The regulator said there was little explanation on the ESG factors used in benchmarks and the thresholds benchmark administrators choose to apply when measuring these, adding it was “concerned that this can contribute towards or lead to greenwashing”.
This is particularly concerning where benchmarks that purport to pursue ESG objectives apply ESG factors in such a way that the constituents are not materially different to a similar non-ESG benchmark, it said.
Similarly, the regulator said some descriptions of the market or economic reality measured by benchmarks were “generic”, particularly in benchmark statements for families that covered a broad range of benchmarks.
Regardless of what descriptions were included, the FCA then found examples of where administrators had not in fact implemented their ESG benchmark methodology correctly.
In addition, “some firms had failed to fully implement the disclosure requirements introduced in the Low Carbon Benchmarks Regulation (UK version of Commission Delegated Regulation (EU) 2019/2089),” the FCA said.
“All benchmark administrators in our sample failed to provide sufficient explanations in their benchmark statements on how ESG factors are reflected against each of the requirements referred to in paragraph 2 of Article 27 of the UK BMR. For example, no benchmark administrator referred to ESG factors in their explanations of the rationale for adopting the benchmark methodology.”

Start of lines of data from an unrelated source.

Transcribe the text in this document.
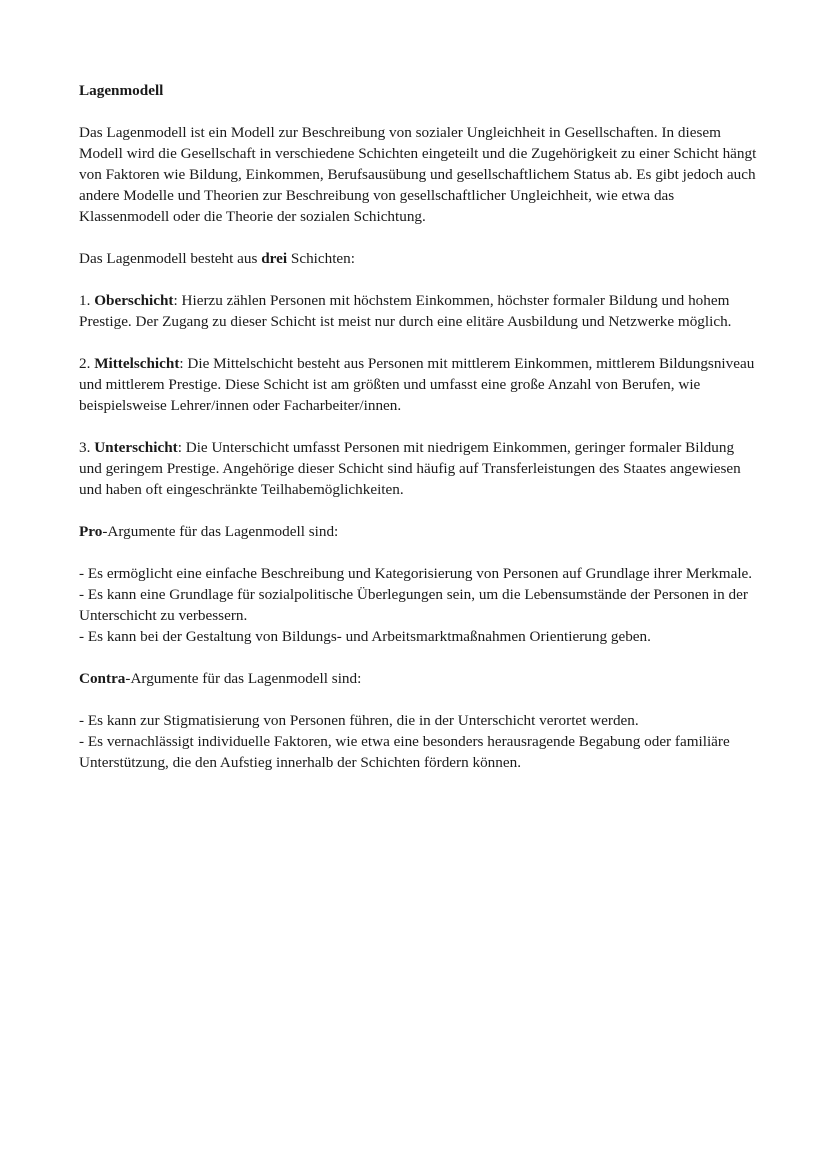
Lagenmodell

Das Lagenmodell ist ein Modell zur Beschreibung von sozialer Ungleichheit in Gesellschaften. In diesem Modell wird die Gesellschaft in verschiedene Schichten eingeteilt und die Zugehörigkeit zu einer Schicht hängt von Faktoren wie Bildung, Einkommen, Berufsausübung und gesellschaftlichem Status ab. Es gibt jedoch auch andere Modelle und Theorien zur Beschreibung von gesellschaftlicher Ungleichheit, wie etwa das Klassenmodell oder die Theorie der sozialen Schichtung.

Das Lagenmodell besteht aus drei Schichten:

1. Oberschicht: Hierzu zählen Personen mit höchstem Einkommen, höchster formaler Bildung und hohem Prestige. Der Zugang zu dieser Schicht ist meist nur durch eine elitäre Ausbildung und Netzwerke möglich.

2. Mittelschicht: Die Mittelschicht besteht aus Personen mit mittlerem Einkommen, mittlerem Bildungsniveau und mittlerem Prestige. Diese Schicht ist am größten und umfasst eine große Anzahl von Berufen, wie beispielsweise Lehrer/innen oder Facharbeiter/innen.

3. Unterschicht: Die Unterschicht umfasst Personen mit niedrigem Einkommen, geringer formaler Bildung und geringem Prestige. Angehörige dieser Schicht sind häufig auf Transferleistungen des Staates angewiesen und haben oft eingeschränkte Teilhabemöglichkeiten.

Pro-Argumente für das Lagenmodell sind:

- Es ermöglicht eine einfache Beschreibung und Kategorisierung von Personen auf Grundlage ihrer Merkmale.

- Es kann eine Grundlage für sozialpolitische Überlegungen sein, um die Lebensumstände der Personen in der Unterschicht zu verbessern.

- Es kann bei der Gestaltung von Bildungs- und Arbeitsmarktmaßnahmen Orientierung geben.

Contra-Argumente für das Lagenmodell sind:

- Es kann zur Stigmatisierung von Personen führen, die in der Unterschicht verortet werden.

- Es vernachlässigt individuelle Faktoren, wie etwa eine besonders herausragende Begabung oder familiäre Unterstützung, die den Aufstieg innerhalb der Schichten fördern können.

The regulator’s letter this week also clarified that its new greenwashing rules would apply to benchmark administrators if brought into force.
“You should consider this in your benchmark naming, disclosures, and other supporting documentation, including marketing materials,” it said.
In July last year, the FCA published feedback to its consultation on integrating ESG in UK capital markets, in which it stated there is a “clear rationale” for the regulation of ESG ratings.